By Tom Mosseau
Since the United Nations’ Earth Summit in 1992, countries throughout the world have been striving to mitigate climate change and adopt renewable energy sources. Despite this joint public and private sector push, the Intergovernmental Panel on Climate Change has recently reported that these efforts have fallen short, and drastic action is needed to reverse the projected environmental damage.
In Canada, the government is particularly heeding these warnings, enacting the Canadian Net-Zero Emissions Accountability Act in 2021 to fast-track the nation’s climate change efforts. With this bill, Canada—and all energy and utility organizations operating within Canada—must reach net-zero carbon emissions by 2050.
Although this pledge takes a bold approach to end harmful energy practices, it highlights the industry-wide lack of understanding in meeting such renewable, climate-conscious initiatives. However, by prioritizing emerging industry trends and advancements in technology, these organizations can not only survive this industry-altering movement, but can also thrive—renewing customer engagement, reinventing revenues, and improving delivery structures.
To address the realities of climate change, utility leaders must prioritize emerging trends and meet growing consumer and governmental demands. The strategy to expedite this environmentally friendly future and enter a new age for energy must focus efforts on the following four emerging trends.
Decarbonization has recently taken centre stage as 110 countries, along with Canada, have agreed to prioritize decarbonization and reach climate neutrality by 2050. However, for these countries to drive such rapid change in the next three decades, energy and utility organizations throughout the world that contribute 72 per cent of all greenhouse gases must completely rethink their practices.
In the immediate future, utilities must shift their offerings and turn to mass electrification powered by natural sources, such as wind farms and utility-scale solar power plants, to fuel their grids. Additionally, utility enterprises should increasingly rely on hydropower to ensure the longevity of grid networks in Canada where hydropower represents close to 70 per cent of the renewable generation supply. Although this shift to green energy can present heavy cost burdens to install and operate, enterprises that do not take this approach will seriously delay their decarbonization campaigns and may even face potential legal action.
Consumers are also making their own demands as industries shift to greener practices—from better batteries to affordable electric vehicles to renewable energy alternatives. To meet these demands, organizations will need to reassess energy sources and operating models to drive increased diversification and decentralization of energy and distribution networks. By laying out a thorough strategy, energy enterprises can avoid unknown costs and burdens and rapidly decentralize assets to set the foundation for greener practices.
Digital transformation has increasingly disrupted the energy and utility market. In the next five years, utility organizations can expect a 57 per cent surge in consumer demand for smart home technology. This consumer demand will accelerate the sector’s transition to a new frontier of advanced metering infrastructure, requiring enhanced data and analytics to welcome a new generation of smart meters and smart grids. Internally, organizations will lean on new technologies to solve their age-old issues—from utilizing super-computing for outage predictions to employing automation for maintenance.

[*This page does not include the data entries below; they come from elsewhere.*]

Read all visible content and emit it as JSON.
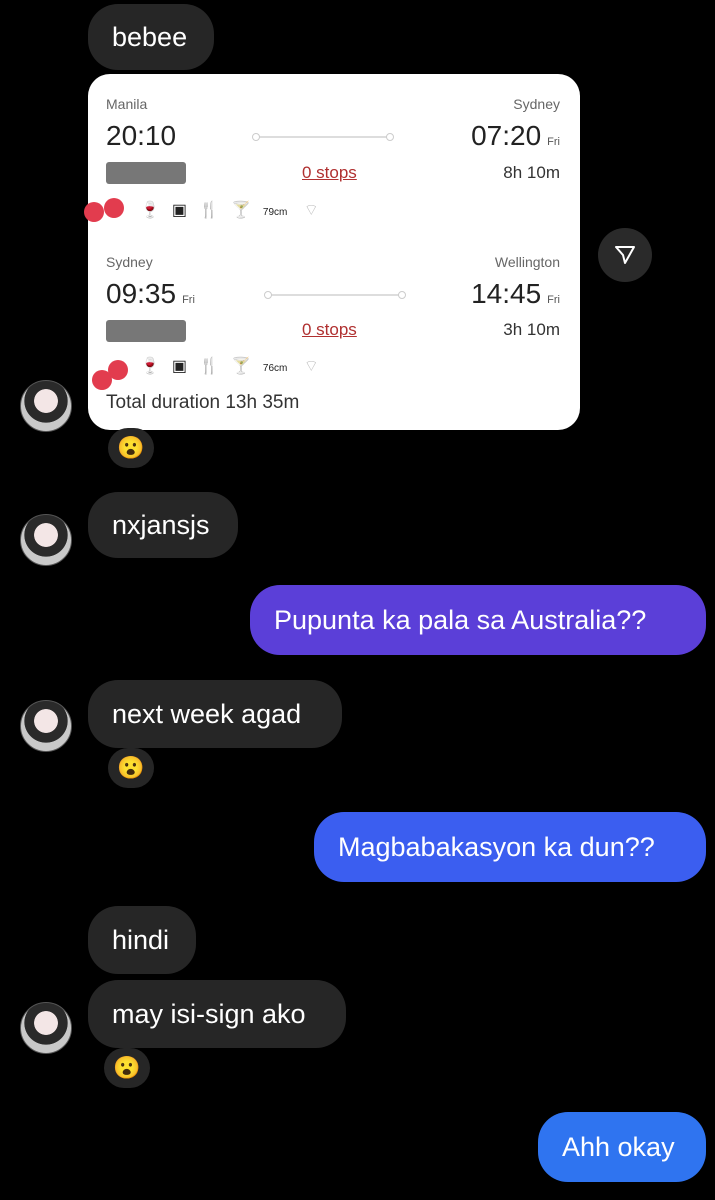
{
  "messages": {
    "m1": "bebee",
    "m2": "nxjansjs",
    "m3": "Pupunta ka pala sa Australia??",
    "m4": "next week agad",
    "m5": "Magbabakasyon ka dun??",
    "m6": "hindi",
    "m7": "may isi-sign ako",
    "m8": "Ahh okay"
  },
  "reactions": {
    "emoji": "😮"
  },
  "flight": {
    "leg1": {
      "from_city": "Manila",
      "to_city": "Sydney",
      "depart_time": "20:10",
      "arrive_time": "07:20",
      "arrive_day": "Fri",
      "stops": "0 stops",
      "duration": "8h 10m",
      "seat_pitch": "79cm"
    },
    "leg2": {
      "from_city": "Sydney",
      "to_city": "Wellington",
      "depart_time": "09:35",
      "depart_day": "Fri",
      "arrive_time": "14:45",
      "arrive_day": "Fri",
      "stops": "0 stops",
      "duration": "3h 10m",
      "seat_pitch": "76cm"
    },
    "total": "Total duration 13h 35m"
  },
  "icons": {
    "share": "paper-plane-icon",
    "amenities": [
      "wine-glass-icon",
      "screen-icon",
      "meal-icon",
      "drinks-icon",
      "seat-pitch-icon",
      "wifi-icon"
    ]
  },
  "colors": {
    "background": "#000000",
    "incoming_bubble": "#262626",
    "outgoing_purple": "#5b3fd8",
    "outgoing_blue": "#3b5ef0",
    "stops_link": "#b03030"
  }
}
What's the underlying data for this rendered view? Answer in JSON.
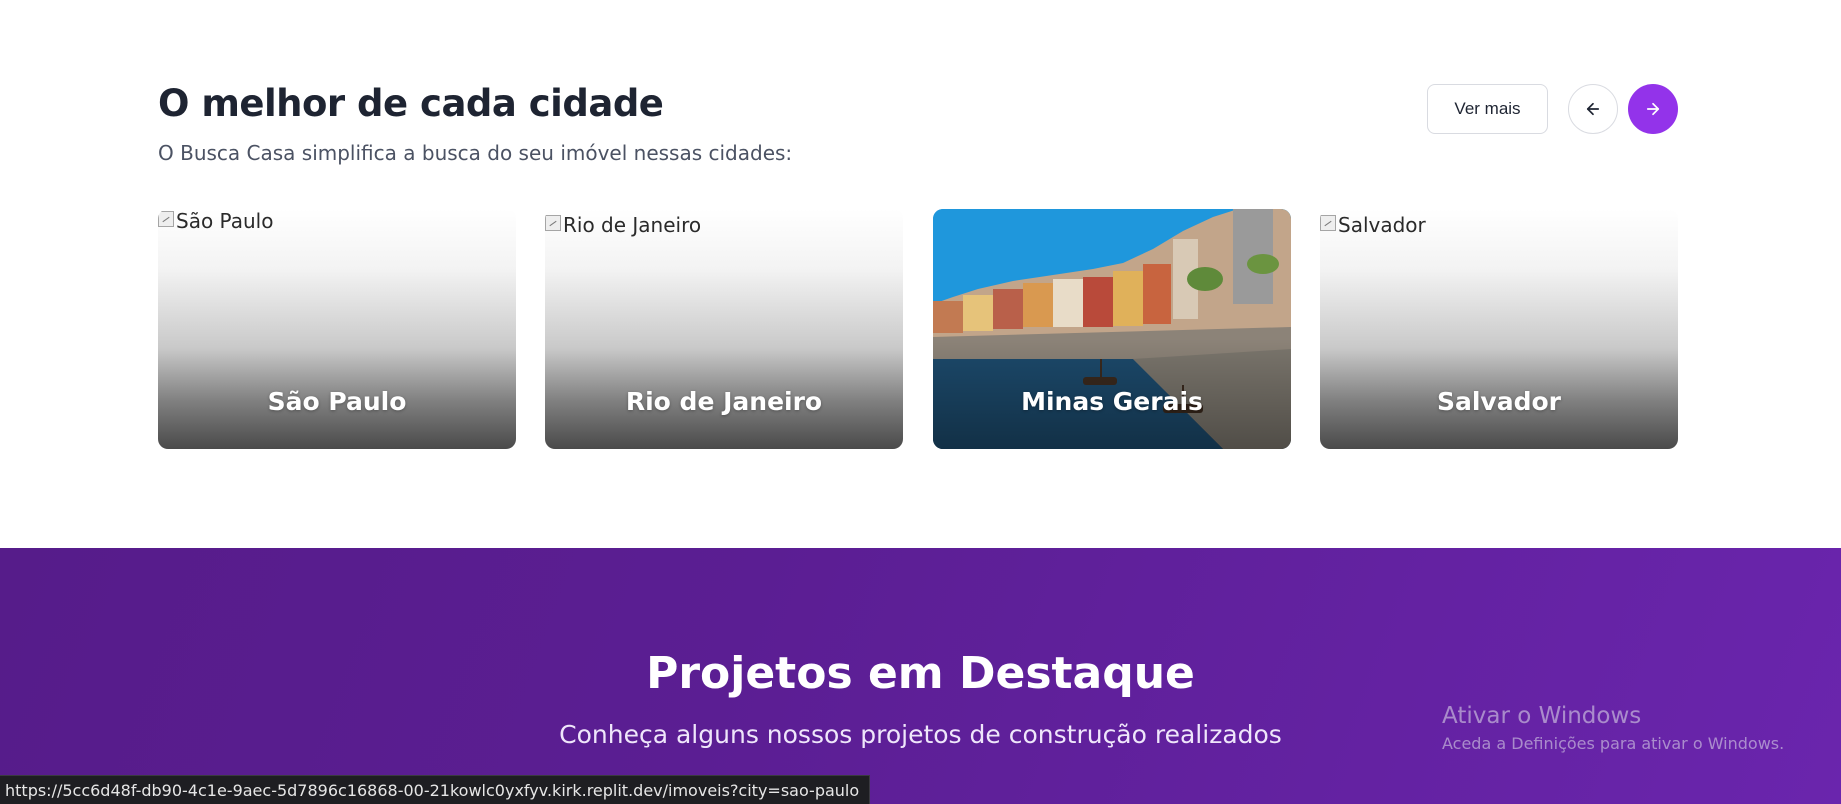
{
  "cities_section": {
    "title": "O melhor de cada cidade",
    "subtitle": "O Busca Casa simplifica a busca do seu imóvel nessas cidades:",
    "ver_mais_label": "Ver mais",
    "prev_icon": "arrow-left-icon",
    "next_icon": "arrow-right-icon",
    "accent_color": "#9333ea",
    "cards": [
      {
        "alt": "São Paulo",
        "name": "São Paulo",
        "image_loaded": false
      },
      {
        "alt": "Rio de Janeiro",
        "name": "Rio de Janeiro",
        "image_loaded": false
      },
      {
        "alt": "Minas Gerais",
        "name": "Minas Gerais",
        "image_loaded": true
      },
      {
        "alt": "Salvador",
        "name": "Salvador",
        "image_loaded": false
      }
    ]
  },
  "projects_section": {
    "title": "Projetos em Destaque",
    "subtitle": "Conheça alguns nossos projetos de construção realizados"
  },
  "windows_watermark": {
    "title": "Ativar o Windows",
    "subtitle": "Aceda a Definições para ativar o Windows."
  },
  "status_bar": {
    "url": "https://5cc6d48f-db90-4c1e-9aec-5d7896c16868-00-21kowlc0yxfyv.kirk.replit.dev/imoveis?city=sao-paulo"
  }
}
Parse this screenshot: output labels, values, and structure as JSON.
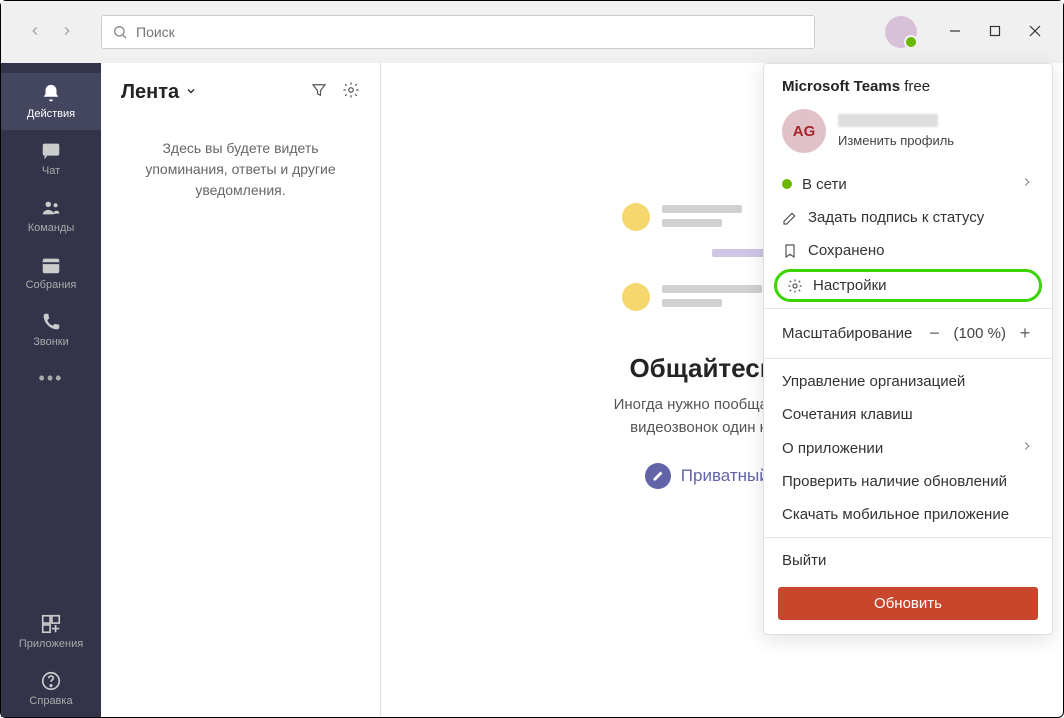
{
  "search": {
    "placeholder": "Поиск"
  },
  "leftbar": {
    "items": [
      {
        "label": "Действия"
      },
      {
        "label": "Чат"
      },
      {
        "label": "Команды"
      },
      {
        "label": "Собрания"
      },
      {
        "label": "Звонки"
      }
    ],
    "more": "•••",
    "apps": "Приложения",
    "help": "Справка"
  },
  "feed": {
    "title": "Лента",
    "empty_text": "Здесь вы будете видеть упоминания, ответы и другие уведомления."
  },
  "main": {
    "title": "Общайтесь пр",
    "subtitle_l1": "Иногда нужно пообщаться в ча",
    "subtitle_l2": "видеозвонок один на один",
    "private_chat": "Приватный чат"
  },
  "dropdown": {
    "brand_bold": "Microsoft Teams",
    "brand_suffix": "free",
    "avatar_initials": "AG",
    "edit_profile": "Изменить профиль",
    "online": "В сети",
    "set_status": "Задать подпись к статусу",
    "saved": "Сохранено",
    "settings": "Настройки",
    "zoom_label": "Масштабирование",
    "zoom_value": "(100 %)",
    "org_management": "Управление организацией",
    "shortcuts": "Сочетания клавиш",
    "about": "О приложении",
    "check_updates": "Проверить наличие обновлений",
    "download_mobile": "Скачать мобильное приложение",
    "sign_out": "Выйти",
    "upgrade": "Обновить"
  }
}
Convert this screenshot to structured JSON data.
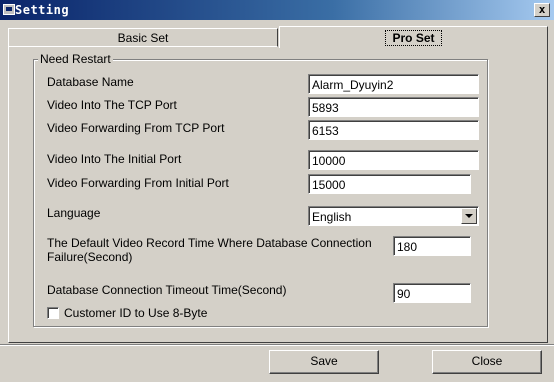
{
  "window": {
    "title": "Setting",
    "close_label": "x"
  },
  "tabs": [
    {
      "label": "Basic Set",
      "active": false
    },
    {
      "label": "Pro Set",
      "active": true
    }
  ],
  "group": {
    "title": "Need Restart"
  },
  "fields": [
    {
      "label": "Database Name",
      "value": "Alarm_Dyuyin2"
    },
    {
      "label": "Video Into The TCP Port",
      "value": "5893"
    },
    {
      "label": "Video Forwarding From TCP Port",
      "value": "6153"
    },
    {
      "label": "Video Into The Initial Port",
      "value": "10000"
    },
    {
      "label": "Video Forwarding From Initial Port",
      "value": "15000"
    },
    {
      "label": "Language",
      "value": "English"
    },
    {
      "label_line1": "The Default Video Record Time Where Database Connection",
      "label_line2": "Failure(Second)",
      "value": "180"
    },
    {
      "label": "Database Connection Timeout Time(Second)",
      "value": "90"
    }
  ],
  "checkbox": {
    "label": "Customer ID to Use 8-Byte",
    "checked": false
  },
  "buttons": {
    "save": "Save",
    "close": "Close"
  }
}
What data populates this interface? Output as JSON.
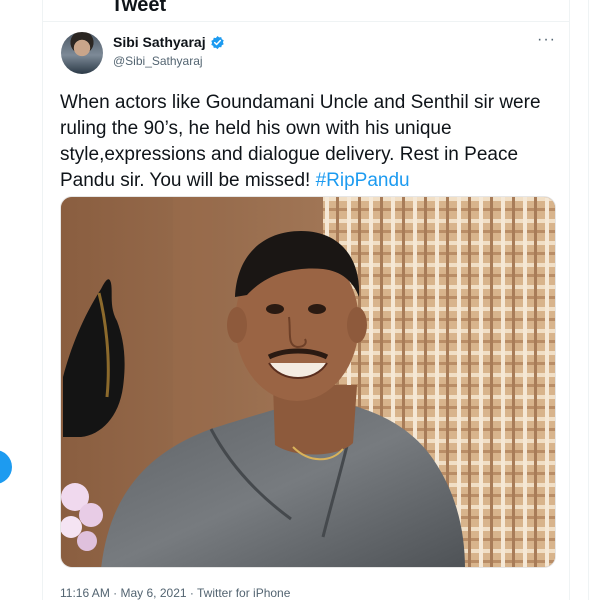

Despite this promising future, utility enterprises must carefully consider the technology architecture at play before engaging in wide-spread digital transformation. This will require identifying which software, hardware, and application offerings can pair well together as well as recognizing how these offerings can holistically reconfigure an enterprise’s technological infrastructure. By leveraging these new and mature technologies—from data and cloud to IoT and Digital Twins—companies can transform operations, improve customer experience, and enable new business models as they look to become more environmentally friendly and tech-savvy.
Electrification has also been powered by consumers’ growing demands—namely, the recent craze for electric vehicles. In fact, the Canadian government is accelerating this demand, requiring all passenger vehicle dealers to sell zero-emission light-duty cars and passenger trucks by 2035. To keep pace with this surge in demand and join the “electrification of everything” movement, internal adjustments will have to be made. Utility enterprises will have to establish resilient grid and technology infrastructures to support the national EV charging infrastructure that will power these zero-emission vehicles. In less than fifteen years, utility companies will need to completely rethink operations to avoid over-extended grids and utilize cheaper renewable energy resources and technological advancements to mitigate costs. In doing so, organizations can go green, while also capitalizing on new load growth opportunities that will arise during the electrification transition.
Ultimately, utility enterprises cannot rely on one trend to see them out of this storm. To end climate change and completely overhaul offerings and infrastructures, organizations must simultaneously drive decarbonization, decentralization, digitalization, and electrification efforts. By following this strategy and presenting a united front, organizations across the utility sector can lead the world to a greener future.
Tom Mosseau, VP and Utility Lead at Capgemini Canada is an experienced leader who is passionate about developing trusted relationships with client stakeholders and helping them to execute their end-to-end business strategies. With more than 20 years of experience in the energy and utility industry, he has consistently delivered growth, operational excellence, and value to clients. He is currently the global account executive for Hydro One.